Every automation has a boundary problem.
What should code decide? What should a model decide? What should a human decide?
If you do not answer that explicitly, the boundary gets decided accidentally. Usually by whoever wrote the first prompt, connected the first API, or approved the first demo.
That is how teams end up with workflows that are impressive in a sandbox and frightening in production.
The boundary map
Before building, draw a simple map:
| Decision or action | Code | Model | Human | Notes |
|---|---:|---:|---:|---|
| Validate required fields | Owns | No | No | Schema and rules |
| Interpret messy message | Supports | Owns | Reviews exceptions | Classification and extraction |
| Apply hard policy threshold | Owns | No | Approves exceptions | Keep policy explicit |
| Draft customer response | Supports | Owns draft | Approves if sensitive | Use tone and policy checks |
| Send customer response | Owns mechanics | No | Owns if high risk | Auto-send only when low risk |
| Update CRM field | Owns | No | Reviews exceptions | Idempotent write |
| Approve refund | Enforces limits | Recommends | Owns final decision above threshold | Audit required |
The map is not bureaucracy. It is how you prevent responsibility from disappearing. Revisit it after incidents, policy changes, major model changes, or new external actions.
Code owns exactness
Code should own anything that must be exact:
- required fields
- enum values
- permission checks
- rate limits
- policy thresholds
- idempotency keys
- dedupe logic
- retries
- durable state
- external writes
If a rule is important and expressible, do not outsource it to a prompt.

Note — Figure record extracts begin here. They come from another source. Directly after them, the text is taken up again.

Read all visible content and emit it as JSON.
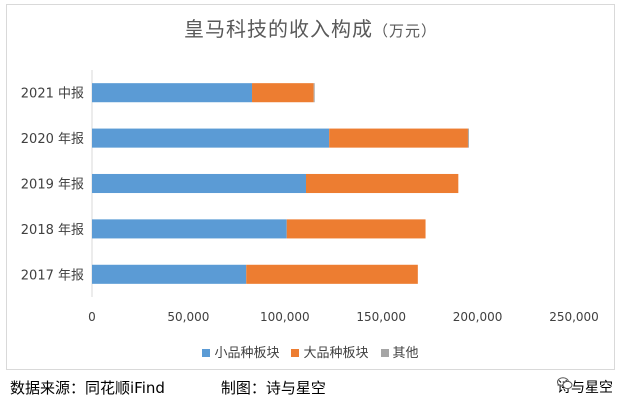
{
  "chart_data": {
    "type": "bar",
    "orientation": "horizontal",
    "stacked": true,
    "title": "皇马科技的收入构成",
    "title_unit": "（万元）",
    "categories": [
      "2017 年报",
      "2018 年报",
      "2019 年报",
      "2020 年报",
      "2021 中报"
    ],
    "series": [
      {
        "name": "小品种板块",
        "color": "#5b9bd5",
        "values": [
          80000,
          101000,
          111000,
          123000,
          83000
        ]
      },
      {
        "name": "大品种板块",
        "color": "#ed7d31",
        "values": [
          89000,
          72000,
          79000,
          72000,
          32000
        ]
      },
      {
        "name": "其他",
        "color": "#a5a5a5",
        "values": [
          0,
          0,
          0,
          500,
          500
        ]
      }
    ],
    "xlim": [
      0,
      250000
    ],
    "xticks": [
      "0",
      "50,000",
      "100,000",
      "150,000",
      "200,000",
      "250,000"
    ],
    "grid": false,
    "legend": "bottom"
  },
  "footer": {
    "source": "数据来源：同花顺iFind",
    "author": "制图：诗与星空"
  },
  "watermark": {
    "icon": "wechat-icon",
    "text": "诗与星空"
  }
}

A model can suggest that a refund seems appropriate. Code should still check whether the amount is allowed, whether the user has permission, whether the ticket was already processed, and whether the action is reversible.
Models own ambiguity
Models are useful when exact rules are too brittle because the input is language-heavy or judgment-heavy.

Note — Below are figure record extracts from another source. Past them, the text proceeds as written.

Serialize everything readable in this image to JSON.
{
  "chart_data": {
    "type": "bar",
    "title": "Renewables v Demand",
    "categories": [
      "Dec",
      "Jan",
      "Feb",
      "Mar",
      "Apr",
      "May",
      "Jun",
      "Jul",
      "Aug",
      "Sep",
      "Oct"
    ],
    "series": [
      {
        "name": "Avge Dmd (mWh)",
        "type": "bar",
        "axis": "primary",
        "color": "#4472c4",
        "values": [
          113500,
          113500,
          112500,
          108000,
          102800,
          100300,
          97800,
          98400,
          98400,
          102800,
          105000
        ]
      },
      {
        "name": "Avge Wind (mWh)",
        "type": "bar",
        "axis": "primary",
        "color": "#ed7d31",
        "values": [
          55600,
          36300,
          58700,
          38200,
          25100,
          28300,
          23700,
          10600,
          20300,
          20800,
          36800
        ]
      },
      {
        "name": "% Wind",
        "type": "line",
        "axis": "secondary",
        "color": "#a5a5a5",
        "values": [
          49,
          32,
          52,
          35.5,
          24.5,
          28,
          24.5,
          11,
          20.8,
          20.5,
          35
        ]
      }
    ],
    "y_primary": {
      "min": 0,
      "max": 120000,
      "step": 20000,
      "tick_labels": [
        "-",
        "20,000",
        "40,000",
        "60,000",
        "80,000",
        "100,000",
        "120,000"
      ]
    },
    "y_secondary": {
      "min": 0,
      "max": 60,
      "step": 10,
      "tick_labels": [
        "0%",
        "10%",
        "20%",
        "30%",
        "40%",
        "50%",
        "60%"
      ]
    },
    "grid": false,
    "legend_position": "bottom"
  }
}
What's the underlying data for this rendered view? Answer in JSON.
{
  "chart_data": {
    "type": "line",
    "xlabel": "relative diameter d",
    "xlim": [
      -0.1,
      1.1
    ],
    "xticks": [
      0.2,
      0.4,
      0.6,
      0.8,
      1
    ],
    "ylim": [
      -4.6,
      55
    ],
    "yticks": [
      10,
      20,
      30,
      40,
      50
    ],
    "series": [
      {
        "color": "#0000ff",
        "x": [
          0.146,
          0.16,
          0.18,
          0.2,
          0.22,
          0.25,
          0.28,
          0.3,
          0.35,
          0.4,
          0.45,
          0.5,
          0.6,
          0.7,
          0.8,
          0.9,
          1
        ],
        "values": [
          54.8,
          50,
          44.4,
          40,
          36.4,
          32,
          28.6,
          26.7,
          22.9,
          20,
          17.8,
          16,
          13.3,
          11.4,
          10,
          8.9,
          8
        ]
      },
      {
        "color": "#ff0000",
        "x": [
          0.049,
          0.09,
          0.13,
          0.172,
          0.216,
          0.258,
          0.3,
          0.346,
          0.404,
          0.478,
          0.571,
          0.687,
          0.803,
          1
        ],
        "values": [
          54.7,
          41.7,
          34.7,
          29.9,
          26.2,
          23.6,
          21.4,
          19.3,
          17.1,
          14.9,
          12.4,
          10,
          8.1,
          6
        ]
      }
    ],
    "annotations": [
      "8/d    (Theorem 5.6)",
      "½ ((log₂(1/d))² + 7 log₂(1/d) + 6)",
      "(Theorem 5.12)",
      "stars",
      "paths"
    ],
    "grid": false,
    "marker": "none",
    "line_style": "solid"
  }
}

A model can decide whether a customer is angry, whether a ticket is about billing, whether a contract clause resembles a termination right, or whether a call summary contains a buying signal.
But the model should work inside constraints:
- fixed input contract
- fixed output schema
- allowed categories
- confidence score
- rationale
- review flag
- prompt and model version logging
The model can reason. It should not be allowed to silently invent new workflow states.
Humans own accountability
Humans belong where accountability matters.
That does not mean humans should click approve on everything. That is lazy design. It means humans should be inserted where the system needs judgment, risk ownership, or exception handling.
Good human boundaries include:
- low-confidence model outputs
- irreversible actions
- sensitive customer communication
- legal, security, finance, or HR issues
- policy exceptions
- novel cases not covered by the taxonomy
- sampled review for quality control
Human review is not the opposite of automation. It is a control surface.
Use risk and reversibility
The simplest way to place the boundary is to score risk and reversibility.
| Risk | Reversibility | Suggested automation |
|---|---|---|
| Low | Easy to reverse | Automate with logging |
| Low | Hard to reverse | Add confirmation or delayed action |
| Medium | Easy to reverse | Automate with confidence gate and sampled review |
| Medium | Hard to reverse | Human approval or staged rollout |
| High | Easy to reverse | Human review plus audit trail |
| High | Hard to reverse | Human owns decision; automation assists only |
A wrong tag in a CRM is annoying. A wrong payroll change is serious. A wrong internal draft is recoverable. A wrong email to a regulator is not.
The architecture should reflect that.
Example: renewal risk workflow
A customer success team wants AI to identify renewal risk from call notes and support history.
Boundary design:
- Code gathers account data, open tickets, renewal date, ARR band, and meeting notes.
- Model summarizes risk signals and classifies renewal risk as low, medium, or high.
- Code checks whether the account is strategic, whether renewal is inside 90 days, and whether open escalations exist.
- Low-risk accounts get a CRM note automatically.
- Medium-risk accounts go to CSM review.
- High-risk strategic accounts create an escalation task for the account owner and manager.
- No customer-facing communication is sent without human approval.
The model identifies signals. Code enforces routing. Humans own the customer strategy.
The operator's rule
Draw the boundary before you build the workflow.
If you cannot say which decisions belong to code, model, and human, you are not designing automation. You are distributing risk randomly.